Gesetzliche Grundlage zum 'Abhören unter Freunden'

Plenarprotokoll 24.11.2016

Frau Präsidentin, meine sehr verehrten Damen und Herren! Auch wenn sich hier Mittagspausenstimmung breitmacht, kann ich Ihnen keine Suppe oder kein Hähnchen bieten. Vielmehr kann ich Ihnen ein bisschen Aufregung oder zumindest die Erinnerung an die Aufregung bieten.
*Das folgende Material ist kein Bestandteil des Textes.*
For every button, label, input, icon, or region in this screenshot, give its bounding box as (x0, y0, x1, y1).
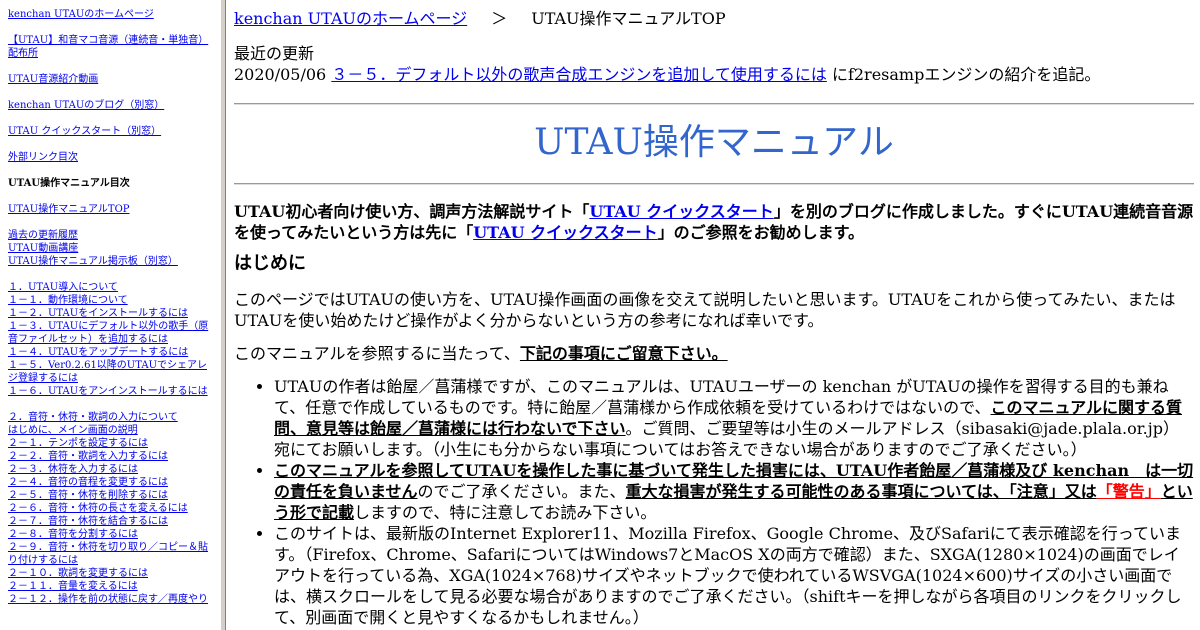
sidebar-link[interactable]: UTAU操作マニュアル掲示板（別窓） (8, 255, 216, 268)
section-heading: はじめに (234, 253, 306, 274)
main-content: kenchan UTAUのホームページ ＞ UTAU操作マニュアルTOP 最近の更新… (234, 0, 1194, 630)
sidebar-link[interactable]: １．UTAU導入について (8, 281, 216, 294)
sidebar-link[interactable]: UTAU音源紹介動画 (8, 73, 216, 86)
sidebar-link[interactable]: ２－１０．歌詞を変更するには (8, 567, 216, 580)
sidebar-nav: kenchan UTAUのホームページ【UTAU】和音マコ音源（連続音・単独音）… (0, 0, 220, 630)
sidebar-link[interactable]: ２－２．音符・歌詞を入力するには (8, 450, 216, 463)
sidebar-link[interactable]: kenchan UTAUのブログ（別窓） (8, 99, 216, 112)
list-item: UTAUの作者は飴屋／菖蒲様ですが、このマニュアルは、UTAUユーザーの ken… (274, 376, 1194, 460)
sidebar-link[interactable]: UTAU操作マニュアルTOP (8, 203, 216, 216)
list-item-text: のでご了承ください。また、 (417, 482, 626, 501)
sidebar-link[interactable]: UTAU動画講座 (8, 242, 216, 255)
sidebar-link[interactable]: １－５．Ver0.2.61以降のUTAUでシェアレジ登録するには (8, 359, 216, 385)
sidebar-link[interactable]: １－２．UTAUをインストールするには (8, 307, 216, 320)
notice-lead: このマニュアルを参照するに当たって、 (234, 344, 520, 363)
recent-update-link[interactable]: ３－５．デフォルト以外の歌声合成エンジンを追加して使用するには (331, 65, 827, 84)
sidebar-heading: UTAU操作マニュアル目次 (8, 178, 130, 189)
recent-updates: 最近の更新 2020/05/06 ３－５．デフォルト以外の歌声合成エンジンを追加… (234, 43, 1194, 85)
sidebar-link[interactable]: 外部リンク目次 (8, 151, 216, 164)
list-item-emphasis: 重大な損害が発生する可能性のある事項については、「注意」又は (625, 482, 1097, 501)
recent-heading: 最近の更新 (234, 44, 315, 63)
sidebar-link[interactable]: 過去の更新履歴 (8, 229, 216, 242)
sidebar-link[interactable]: １－６．UTAUをアンインストールするには (8, 385, 216, 398)
sidebar-link[interactable]: ２．音符・休符・歌詞の入力について (8, 411, 216, 424)
breadcrumb-home-link[interactable]: kenchan UTAUのホームページ (234, 9, 467, 28)
sidebar-link[interactable]: ２－１１．音量を変えるには (8, 580, 216, 593)
sidebar-link[interactable]: ２－６．音符・休符の長さを変えるには (8, 502, 216, 515)
intro-paragraph: UTAU初心者向け使い方、調声方法解説サイト「UTAU クイックスタート」を別の… (234, 201, 1194, 243)
intro-text-1: UTAU初心者向け使い方、調声方法解説サイト「 (234, 202, 590, 221)
quickstart-link-2[interactable]: UTAU クイックスタート (473, 223, 657, 242)
sidebar-link[interactable]: はじめに、メイン画面の説明 (8, 424, 216, 437)
list-item-text: しますので、特に注意してお読み下さい。 (354, 503, 657, 522)
quickstart-link-1[interactable]: UTAU クイックスタート (589, 202, 773, 221)
page-title: UTAU操作マニュアル (534, 122, 894, 163)
list-item-text: このサイトは、最新版のInternet Explorer11、Mozilla F… (274, 524, 1182, 627)
section-paragraph-2: このマニュアルを参照するに当たって、下記の事項にご留意下さい。 (234, 343, 1194, 364)
divider-bottom (234, 183, 1194, 185)
divider-top (234, 103, 1194, 105)
intro-text-3: 」のご参照をお勧めします。 (657, 223, 865, 242)
notice-list: UTAUの作者は飴屋／菖蒲様ですが、このマニュアルは、UTAUユーザーの ken… (234, 376, 1194, 628)
list-item: このマニュアルを参照してUTAUを操作した事に基づいて発生した損害には、UTAU… (274, 460, 1194, 523)
sidebar-link[interactable]: 【UTAU】和音マコ音源（連続音・単独音）配布所 (8, 34, 216, 60)
sidebar-link[interactable]: ２－５．音符・休符を削除するには (8, 489, 216, 502)
section-paragraph-1: このページではUTAUの使い方を、UTAU操作画面の画像を交えて説明したいと思い… (234, 290, 1176, 330)
sidebar-link[interactable]: ２－３．休符を入力するには (8, 463, 216, 476)
sidebar-link[interactable]: kenchan UTAUのホームページ (8, 8, 216, 21)
recent-note: にf2resampエンジンの紹介を追記。 (831, 65, 1101, 84)
frame-divider[interactable] (220, 0, 226, 630)
sidebar-link[interactable]: ２－７．音符・休符を結合するには (8, 515, 216, 528)
sidebar-link[interactable]: ２－４．音符の音程を変更するには (8, 476, 216, 489)
sidebar-link[interactable]: ２－１２．操作を前の状態に戻す／再度やり (8, 593, 216, 606)
recent-entry: 2020/05/06 ３－５．デフォルト以外の歌声合成エンジンを追加して使用する… (234, 64, 1194, 85)
sidebar-link[interactable]: ２－１．テンポを設定するには (8, 437, 216, 450)
list-item: このサイトは、最新版のInternet Explorer11、Mozilla F… (274, 523, 1194, 628)
recent-date: 2020/05/06 (234, 65, 327, 84)
warning-label: 「警告」 (1096, 482, 1161, 501)
sidebar-link[interactable]: ２－９．音符・休符を切り取り／コピー＆貼り付けするには (8, 541, 216, 567)
breadcrumb-current: UTAU操作マニュアルTOP (531, 9, 726, 28)
sidebar-link[interactable]: ２－８．音符を分割するには (8, 528, 216, 541)
breadcrumb-separator: ＞ (491, 9, 508, 28)
sidebar-link[interactable]: １－４．UTAUをアップデートするには (8, 346, 216, 359)
notice-emphasis: 下記の事項にご留意下さい。 (519, 344, 728, 363)
sidebar-link[interactable]: １－３．UTAUにデフォルト以外の歌手（原音ファイルセット）を追加するには (8, 320, 216, 346)
breadcrumb: kenchan UTAUのホームページ ＞ UTAU操作マニュアルTOP (234, 8, 1194, 29)
sidebar-link[interactable]: UTAU クイックスタート（別窓） (8, 125, 216, 138)
sidebar-link[interactable]: １－１．動作環境について (8, 294, 216, 307)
Ich glaube, wir erinnern uns noch alle sehr gut an die kollektive Aufregung über den NSA-Skandal in unserem Land und an die Reaktion der Bundeskanzlerin, die sagte:

Abhören unter Freunden, das geht gar nicht.

Wir erinnern uns noch an den Aufschrei, den Bürgerrechtsorganisationen, und nicht nur diese, gemacht haben.

Jahrzehntelang betrieb auch der Bundesnachrichtendienst mit halbseidenen Konstruktionen Spionage gegen die Bürgerinnen und Bürger, Menschenrechtsorganisationen und befreundete Regierungen. Statt dieser Praxis ein Ende zu setzen und die Privatsphäre der Menschen wirksam zu schützen, haben SPD und CDU auf Bundesebene nun Gesetze geschaffen, die die Befugnisse des Bundesnachrichtendienstes sogar noch ausweiten. In der Vergangenheit hat der Bundesnachrichtendienst das Parlament, manchmal auch das Bundeskanzleramt und fast immer die betroffenen Unternehmen getäuscht. Er tat dies absichtlich und im vollen Bewusstsein der Illegalität.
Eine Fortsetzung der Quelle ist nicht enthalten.